Spectra
Spectra copied to clipboard
Bug in filterPrecursorScan()
> library(rpx)
> PXD022816 <- PXDataset("PXD022816")
> (mzmls <- pxget(PXD022816, grep("mzML", pxfiles(PXD022816))[1:2]))
Loading QEP2LC6_HeLa_50ng_251120_01-calib.mzML from cache.
Loading QEP2LC6_HeLa_50ng_251120_02-calib.mzML from cache.
[1] "~/.cache/rpx/207e04bccd3dd_QEP2LC6_HeLa_50ng_251120_01-calib.mzML"
[2] "~/.cache/rpx/207e03973c908_QEP2LC6_HeLa_50ng_251120_02-calib.mzML"
> sp <- Spectra(mzmls)
> sp2 <- filterPrecursorScan(sp, 2490)
> length(sp2)
[1] 12
spectraData(sp2)[, c("msLevel", "acquisitionNum", "precScanNum", "dataOrigin")]
msLevel | acquisitionNum | precScanNum | dataOrigin |
---|---|---|---|
1 | 2479 | NA | 207e04bccd3dd_QEP2LC6_HeLa_50ng_251120_01-calib.mzML |
2 | 2480 | 2479 | 207e04bccd3dd_QEP2LC6_HeLa_50ng_251120_01-calib.mzML |
1 | 2482 | NA | 207e04bccd3dd_QEP2LC6_HeLa_50ng_251120_01-calib.mzML |
2 | 2485 | 2482 | 207e04bccd3dd_QEP2LC6_HeLa_50ng_251120_01-calib.mzML |
1 | 2486 | NA | 207e04bccd3dd_QEP2LC6_HeLa_50ng_251120_01-calib.mzML |
2 | 2490 | 2486 | 207e04bccd3dd_QEP2LC6_HeLa_50ng_251120_01-calib.mzML |
1 | 2479 | NA | 207e03973c908_QEP2LC6_HeLa_50ng_251120_02-calib.mzML |
1 | 2480 | NA | 207e03973c908_QEP2LC6_HeLa_50ng_251120_02-calib.mzML |
2 | 2482 | 2480 | 207e03973c908_QEP2LC6_HeLa_50ng_251120_02-calib.mzML |
1 | 2485 | NA | 207e03973c908_QEP2LC6_HeLa_50ng_251120_02-calib.mzML |
2 | 2486 | 2485 | 207e03973c908_QEP2LC6_HeLa_50ng_251120_02-calib.mzML |
2 | 2490 | 2485 | 207e03973c908_QEP2LC6_HeLa_50ng_251120_02-calib.mzML |
Issues
- First, the acquisition number for all files are extracted, which is probably not what the user wanted. This could be handled explicitly with a call to
filterDataOrigin()
if I wanted to extract the set from a single file. - The result is wrong. We get the acquisition numbers 2490 from the two files, their precursor scans 2485 and 2486 (again from both files), but then these recursively extract each other across different files. The correct results should contain 4 scans:
> spectraData(filterPrecursorScan(filterDataOrigin(sp, unique(dataOrigin(sp))[1]), 2490))[, c("msLevel", "acquisitionNum", "precScanNum", "dataOrigin")]

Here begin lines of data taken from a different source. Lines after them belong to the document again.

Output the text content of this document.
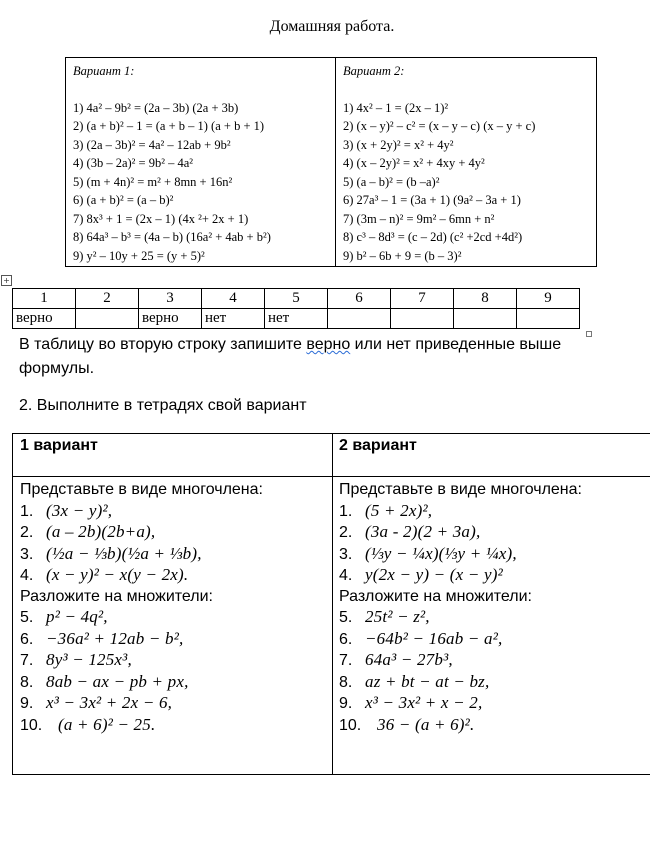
Домашняя работа.
Вариант 1:
1) 4a² – 9b² = (2a – 3b) (2a + 3b)
2) (a + b)² – 1 = (a + b – 1) (a + b + 1)
3) (2a – 3b)² = 4a² – 12ab + 9b²
4) (3b – 2a)² = 9b² – 4a²
5) (m + 4n)² = m² + 8mn + 16n²
6) (a + b)² = (a – b)²
7) 8x³ + 1 = (2x – 1) (4x ²+ 2x + 1)
8) 64a³ – b³ = (4a – b) (16a² + 4ab + b²)
9) y² – 10y + 25 = (y + 5)²
Вариант 2:
1) 4x² – 1 = (2x – 1)²
2) (x – y)² – c² = (x – y – c) (x – y + c)
3) (x + 2y)² = x² + 4y²
4) (x – 2y)² = x² + 4xy + 4y²
5) (a – b)² = (b –a)²
6) 27a³ – 1 = (3a + 1) (9a² – 3a + 1)
7) (3m – n)² = 9m² – 6mn + n²
8) c³ – 8d³ = (c – 2d) (c² +2cd +4d²)
9) b² – 6b + 9 = (b – 3)²
+
1	2	3	4	5	6	7	8	9
верно		верно	нет	нет				
В таблицу во вторую строку запишите верно или нет приведенные выше формулы.
2. Выполните в тетрадях свой вариант
1 вариант	2 вариант
Представьте в виде многочлена:
1. (3x − y)²,
2. (a – 2b)(2b+a),
3. (½a − ⅓b)(½a + ⅓b),
4. (x − y)² − x(y − 2x).
Разложите на множители:
5. p² − 4q²,
6. −36a² + 12ab − b²,
7. 8y³ − 125x³,
8. 8ab − ax − pb + px,
9. x³ − 3x² + 2x − 6,
10. (a + 6)² − 25.
Представьте в виде многочлена:
1. (5 + 2x)²,
2. (3a - 2)(2 + 3a),
3. (⅓y − ¼x)(⅓y + ¼x),
4. y(2x − y) − (x − y)²
Разложите на множители:
5. 25t² − z²,
6. −64b² − 16ab − a²,
7. 64a³ − 27b³,
8. az + bt − at − bz,
9. x³ − 3x² + x − 2,
10. 36 − (a + 6)².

msLevel | acquisitionNum | precScanNum | dataOrigin |
---|---|---|---|
1 | 2486 | NA | 207e04bccd3dd_QEP2LC6_HeLa_50ng_251120_01-calib.mzML |
2 | 2490 | 2486 | 207e04bccd3dd_QEP2LC6_HeLa_50ng_251120_01-calib.mzML |
and
> spectraData(filterPrecursorScan(filterDataOrigin(sp, unique(dataOrigin(sp))[2]), 2490))[, c("msLevel", "acquisitionNum", "precScanNum", "dataOrigin")]
msLevel | acquisitionNum | precScanNum | dataOrigin |
---|---|---|---|
1 | 2485 | NA | 13707d04ce6b_QEP2LC6_HeLa_50ng_251120_02-calib.mzML |
2 | 2490 | 248513707d04ce6b_QEP2LC6_HeLa_50ng_251120_02-calib.mzML |
Suggested workarounds
- We make
filterPrecursorScan()
only work with a data from a single data origin ( 👎🏻 ) - We run it on different files to (1) avoid the wrong results (recursive scan selection across files) even though an acquisition should be file specific (not ideal)
- We add a
dataOrigin
argument (that can be omitted when there's only a single data origin) that needs to be same length at the acquisition number ( 👍🏻 )
@sgibb @jorainer - any comments/suggestions?